The labour market

In a competitive labour market, the wage rate is determined by the interaction of demand and supply. The demand of labour is undertaken by firms, which require workers to help produce goods and services. The supply of labour comes from the general population and, in particular, the workforce of an economy.

In practice there are many different types of labour market: for example: shop assistants, kitchen chefs and lawyers. Labour markets also include public sector workers where the government is a major employer of labour: for example, teachers, nurses and police officers.

The demand for labour

The demand for labour is a derived demand. It is derived from the demand from the goods and services it makes. For example, the demand for building workers is derived from the demand for new housing.

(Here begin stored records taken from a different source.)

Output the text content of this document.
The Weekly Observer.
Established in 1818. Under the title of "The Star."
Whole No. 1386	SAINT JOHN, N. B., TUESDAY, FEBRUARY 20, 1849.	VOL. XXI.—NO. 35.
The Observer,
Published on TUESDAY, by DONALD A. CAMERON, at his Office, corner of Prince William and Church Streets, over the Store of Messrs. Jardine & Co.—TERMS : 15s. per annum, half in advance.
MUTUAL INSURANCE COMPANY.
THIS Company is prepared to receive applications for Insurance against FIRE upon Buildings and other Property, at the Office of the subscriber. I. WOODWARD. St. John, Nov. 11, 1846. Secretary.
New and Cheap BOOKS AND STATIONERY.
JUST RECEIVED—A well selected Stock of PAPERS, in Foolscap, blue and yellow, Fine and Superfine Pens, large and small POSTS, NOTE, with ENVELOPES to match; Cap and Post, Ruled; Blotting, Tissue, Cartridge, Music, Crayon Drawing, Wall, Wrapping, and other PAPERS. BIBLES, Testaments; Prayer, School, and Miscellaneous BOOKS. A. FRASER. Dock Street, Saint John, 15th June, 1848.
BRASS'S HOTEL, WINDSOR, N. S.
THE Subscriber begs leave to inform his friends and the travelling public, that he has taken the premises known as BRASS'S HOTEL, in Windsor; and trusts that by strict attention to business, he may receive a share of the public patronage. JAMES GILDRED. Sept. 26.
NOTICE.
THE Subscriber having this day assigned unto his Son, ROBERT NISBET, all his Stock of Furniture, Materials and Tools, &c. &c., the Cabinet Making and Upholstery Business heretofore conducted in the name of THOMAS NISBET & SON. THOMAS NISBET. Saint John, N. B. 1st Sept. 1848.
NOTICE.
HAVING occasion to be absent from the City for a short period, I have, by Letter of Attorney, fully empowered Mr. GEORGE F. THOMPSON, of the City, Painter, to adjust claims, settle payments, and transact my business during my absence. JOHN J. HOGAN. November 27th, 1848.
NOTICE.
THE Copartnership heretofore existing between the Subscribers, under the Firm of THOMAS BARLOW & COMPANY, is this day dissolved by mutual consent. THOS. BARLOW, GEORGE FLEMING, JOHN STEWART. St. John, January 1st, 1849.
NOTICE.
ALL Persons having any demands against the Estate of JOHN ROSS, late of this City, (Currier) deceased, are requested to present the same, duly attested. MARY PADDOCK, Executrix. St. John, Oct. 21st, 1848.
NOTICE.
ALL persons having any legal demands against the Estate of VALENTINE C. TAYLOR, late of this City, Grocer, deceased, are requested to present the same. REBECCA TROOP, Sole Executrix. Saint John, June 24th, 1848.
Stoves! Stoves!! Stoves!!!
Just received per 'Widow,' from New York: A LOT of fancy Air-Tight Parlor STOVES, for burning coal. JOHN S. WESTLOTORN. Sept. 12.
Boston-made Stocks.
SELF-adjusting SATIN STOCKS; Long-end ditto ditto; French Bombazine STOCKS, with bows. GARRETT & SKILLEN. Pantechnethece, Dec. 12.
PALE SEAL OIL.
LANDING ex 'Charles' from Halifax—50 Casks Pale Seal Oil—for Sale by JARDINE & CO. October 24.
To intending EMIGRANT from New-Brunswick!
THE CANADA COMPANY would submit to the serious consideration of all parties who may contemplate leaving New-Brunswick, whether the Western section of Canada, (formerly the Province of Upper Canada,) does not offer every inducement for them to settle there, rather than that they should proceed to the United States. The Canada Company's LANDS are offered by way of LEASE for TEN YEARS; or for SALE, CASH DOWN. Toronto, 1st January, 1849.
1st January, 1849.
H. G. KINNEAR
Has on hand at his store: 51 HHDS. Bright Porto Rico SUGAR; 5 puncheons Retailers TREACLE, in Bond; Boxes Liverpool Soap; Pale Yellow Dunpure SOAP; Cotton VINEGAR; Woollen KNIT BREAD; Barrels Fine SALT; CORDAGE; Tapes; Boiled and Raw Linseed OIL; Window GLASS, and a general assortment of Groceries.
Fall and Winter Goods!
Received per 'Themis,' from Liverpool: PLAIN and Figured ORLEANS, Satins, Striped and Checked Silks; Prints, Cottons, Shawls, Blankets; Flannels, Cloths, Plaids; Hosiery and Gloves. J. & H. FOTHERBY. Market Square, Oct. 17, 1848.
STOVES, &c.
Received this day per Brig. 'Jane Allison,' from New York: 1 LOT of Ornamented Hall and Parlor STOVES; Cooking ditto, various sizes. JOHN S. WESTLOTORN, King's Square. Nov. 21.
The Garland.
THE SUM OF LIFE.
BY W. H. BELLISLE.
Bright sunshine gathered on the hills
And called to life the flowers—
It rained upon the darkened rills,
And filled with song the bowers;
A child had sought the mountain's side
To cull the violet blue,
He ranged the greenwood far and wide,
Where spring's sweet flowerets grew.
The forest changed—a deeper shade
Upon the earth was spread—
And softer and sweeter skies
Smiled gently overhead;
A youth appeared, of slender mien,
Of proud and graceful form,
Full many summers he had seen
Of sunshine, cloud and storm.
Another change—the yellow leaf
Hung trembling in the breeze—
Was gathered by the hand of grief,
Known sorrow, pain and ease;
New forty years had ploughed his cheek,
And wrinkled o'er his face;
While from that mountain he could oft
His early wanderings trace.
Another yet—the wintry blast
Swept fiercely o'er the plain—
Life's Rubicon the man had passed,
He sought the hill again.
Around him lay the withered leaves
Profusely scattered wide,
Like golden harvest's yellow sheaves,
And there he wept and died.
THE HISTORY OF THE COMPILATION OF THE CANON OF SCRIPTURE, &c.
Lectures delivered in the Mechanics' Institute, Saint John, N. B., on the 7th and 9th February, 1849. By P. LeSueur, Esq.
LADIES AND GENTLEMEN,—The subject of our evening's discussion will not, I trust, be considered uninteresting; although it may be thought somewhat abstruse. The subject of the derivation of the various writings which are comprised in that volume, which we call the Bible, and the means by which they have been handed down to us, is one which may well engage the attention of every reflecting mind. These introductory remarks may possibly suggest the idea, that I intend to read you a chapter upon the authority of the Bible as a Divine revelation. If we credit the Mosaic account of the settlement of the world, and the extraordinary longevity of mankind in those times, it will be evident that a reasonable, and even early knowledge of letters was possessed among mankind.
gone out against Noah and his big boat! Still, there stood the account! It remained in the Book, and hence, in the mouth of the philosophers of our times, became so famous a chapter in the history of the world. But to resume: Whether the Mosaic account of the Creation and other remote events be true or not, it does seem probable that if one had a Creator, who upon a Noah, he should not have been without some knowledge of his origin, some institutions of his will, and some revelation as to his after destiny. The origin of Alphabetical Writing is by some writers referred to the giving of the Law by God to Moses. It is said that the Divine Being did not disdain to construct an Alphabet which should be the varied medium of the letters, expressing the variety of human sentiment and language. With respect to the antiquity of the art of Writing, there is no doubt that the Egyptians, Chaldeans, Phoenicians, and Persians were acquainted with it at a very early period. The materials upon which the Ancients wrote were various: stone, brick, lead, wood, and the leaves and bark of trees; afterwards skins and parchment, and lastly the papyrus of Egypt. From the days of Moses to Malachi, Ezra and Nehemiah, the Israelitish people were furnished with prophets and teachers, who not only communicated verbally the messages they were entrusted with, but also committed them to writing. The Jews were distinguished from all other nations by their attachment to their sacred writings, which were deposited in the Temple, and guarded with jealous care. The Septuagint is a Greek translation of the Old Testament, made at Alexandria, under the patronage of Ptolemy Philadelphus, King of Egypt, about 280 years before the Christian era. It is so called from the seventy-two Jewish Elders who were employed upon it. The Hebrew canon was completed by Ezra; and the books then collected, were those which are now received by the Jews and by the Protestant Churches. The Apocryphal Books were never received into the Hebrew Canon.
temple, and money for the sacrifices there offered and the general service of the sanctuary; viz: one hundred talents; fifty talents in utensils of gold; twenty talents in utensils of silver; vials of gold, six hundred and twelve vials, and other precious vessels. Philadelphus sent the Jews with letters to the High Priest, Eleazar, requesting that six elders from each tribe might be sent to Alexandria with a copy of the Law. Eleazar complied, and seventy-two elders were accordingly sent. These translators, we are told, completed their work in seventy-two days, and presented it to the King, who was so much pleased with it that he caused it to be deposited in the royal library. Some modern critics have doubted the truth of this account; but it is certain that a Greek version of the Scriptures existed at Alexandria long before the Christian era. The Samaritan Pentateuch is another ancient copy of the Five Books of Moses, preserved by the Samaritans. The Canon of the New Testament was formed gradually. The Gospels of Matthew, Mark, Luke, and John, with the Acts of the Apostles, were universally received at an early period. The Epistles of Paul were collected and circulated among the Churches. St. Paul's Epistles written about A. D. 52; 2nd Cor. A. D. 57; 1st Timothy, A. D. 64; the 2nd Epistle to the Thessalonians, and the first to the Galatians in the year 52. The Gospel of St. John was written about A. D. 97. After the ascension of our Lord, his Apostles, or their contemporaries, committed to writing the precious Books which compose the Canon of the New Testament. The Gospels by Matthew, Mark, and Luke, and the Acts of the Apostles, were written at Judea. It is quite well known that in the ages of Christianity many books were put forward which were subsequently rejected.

The figure below shows how an increase in demand for new housing will cause an increase in demand for building workers, such as brick;ayers and carpenters. The effect is to increase the wage rate from We to W1, and the quantity employed from Ne to N1.

[diagram on page 35]

There are several ey determinants of the demand for labour:

  • Demand for the final product. An increase in demand for a good or service is likely to cause an increase in demand for the labour involved in making it. Firms have a profit incentive, if demand and prices increase, to supply more of the good or service.
  • The wage rate. A fall in the wage rate means that labour becomes more affordable, and so firms are likely to hire more workers.
  • Other labour costs. For example, a fall in National Insurance contributions of behalf of staff is likely to raise the quantity demanded.
  • Price of other factor inputs. An increase in the price of capital might encourage firms to employ more labour and cut back on the use of machinery and equipment where possible. This is because labour and capital may be substitutes in the production process.
  • Productivity of labour. An increase in output per worker may lead to higher revenue and profits, encouraging forms to employ more people.
  • Government employee regulations. The fewer the number of regulations, the greater the demand for labour is likely to be.  For example, if it becomes easy to hire and fire staff or to change working conditions, then the increased labour flexibility may encourage firms to employ more people. However, a national minimum wage set above the free-market wage may cause a decrease in the quantity of labour demanded.

The supply of labour

This refers to the quantity and quality of labour hours offerred for work over a given time period. There are various factors which determine the supply of labour, namely:

  • The wage rate. An increase in the wage rate will encourage more people to offer their services to work. A higher wage means the opportunity cost for leisure time increases, encouraging people to work longer hours.
  • Other net advantages of work. Improvements in working conditions will also tend to increase the supply of labour: for example, a good pension, paid holidays, job security and promotion prospects.
  • Net migration. Over recent years the UK has experienced a significant increase in immigration from central and eastern Europe, helping boost the economy.
  • Income tax. A reduction in income tax will increase disposable incomes and therefore offer a greater incentive or people to work. Many people will substitute work for leisure time, increasing the supply for work.
  • Benefit reform. A reduction in benefits (e.g incapacity benefit, housing benefit and the jobseekers allowance) may provide a greater incentive to look for work and so increase the supply of labour.
  • Trade unions. Trade unions act to artificially increase the wage rate and improve employee conditions by collective bargaining with employers on behalf of workers.. This may encourage an increase in the supply of labour.
  • Government regulations. An increase in employment protection or the introduction of a national minimum wage will tend to improve working conditions and so increase the supply of labour. However, it is also possible that government regulations decrease the supply of labour. For example, the EU Work Time directive limits the maximum hours of work per week to 48 for most employees.
  • Social trends. There has been a significant increase in the number of women in the the workforce over the past 40 years. The reflects an improvement in equal opportunities, childcare facilities and social attitudes.